Pour terminer, voici encore un extrait d’une interview du Mitteldeutschen Rundfunk MDR avec l’ancien président du Service fédéral de renseignement extérieur (BND). Le MDR l’a publié le 27 mars 2018:

«L’ancien président du Service fédéral de renseignement extérieur (BND) Gerhard Schindler ne voit pas de preuves suffisantes ‹démontrant et justifiant la responsabilité définitive› de la Russie dans le cas de l’attaque d’empoisonnement supposé de l’ex-agent double Sergej Skripal. Mardi dernier, Schindler a déclaré à la chaîne MDR Aktuell: ‹Je ne pense pas que les preuves actuellement disponibles soient suffisamment solides pour justifier les mesures actuellement prises.› […] Et Schindler de continuer, on pourrait supposer peut-être que l’empoisonnement de Skripal pourrait aider les services secrets russes à dissuader d’autres acteurs potentiels. ‹Mais cela ne servirait pas la politique russe, ni le gouvernement russe en entier. Et c’est pourquoi la question de savoir à qui ce procédé sert reste sans réponse.›»

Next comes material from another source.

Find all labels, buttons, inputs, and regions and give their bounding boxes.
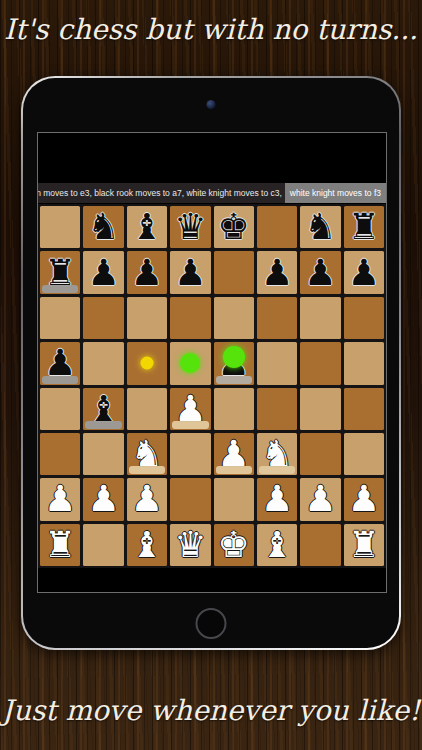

Willy Wimmer: c’est une bénédiction que la Russie reste rationnelle et ne contribue pas à l’escalade

Le 27 mars 2018, le MDR a donné la parole à l’ancien député CDU du Bundestag, secrétaire d’Etat parlementaire au ministère de la Défense et vice-président de l’Assemblée parlementaire de l’OSCE. Sur le site Internet du MDR on peut lire:

«L’homme politique de la CDU a mentionné face au MDR Aktuell ‹une activité hautement dangereuse pour la paix› que Londres n’entamait pas pour la première fois dans l’Union européenne ou l’OTAN. Quiconque arrive avec d’aussi graves reproches que la Grande Bretagne dans le cas de Skripal, doit mettre les preuves sur la table. Mais Londres ne réagit pas. Le gouvernement britannique ne fait qu’augmenter les reproches contre Moscou au sein de l’OTAN et de l’UE. Le plus effrayant est que la moitié de l’Union européenne et le gouvernement fédéral y participent.
En lien avec les déclarations du nouveau ministre allemand des Affaires étrangères Heiko Maas (SPD), ayant exprimé que les faits et les indices dans l’affaire Skripal pointaient la Russie, Wimmer a déclaré: ‹Et quand un blanc-bec comme Monsieur Maas se permet de gazouiller de quelques preuves suffisantes ou intéressantes ou Dieu sait quoi, je ne peux dire qu’une chose: son prédécesseur, Monsieur Gabriel, n’aurait jamais prononcé une chose pareille›.
A la question de savoir si nous vivions un stade préliminaire d’une nouvelle guerre froide et comment la Russie allait réagir diplomatiquement aux provocations de l’Ouest, Wimmer a répondu: «Depuis le début de l’élargissement de l’OTAN vers l’Est, nous dépendons déjà du fait qu’il y ait à Moscou, un président sachant réagir de façon rationnelle et prêt à désamorcer les conflits. Actuellement, je préfère ne pas donner de leçons ni aux uns ni aux autres. Seulement, si nous n’avions pas Poutine face aux va-t’en-guerre occidentaux, l’Europe serait déjà radicalement transformée.»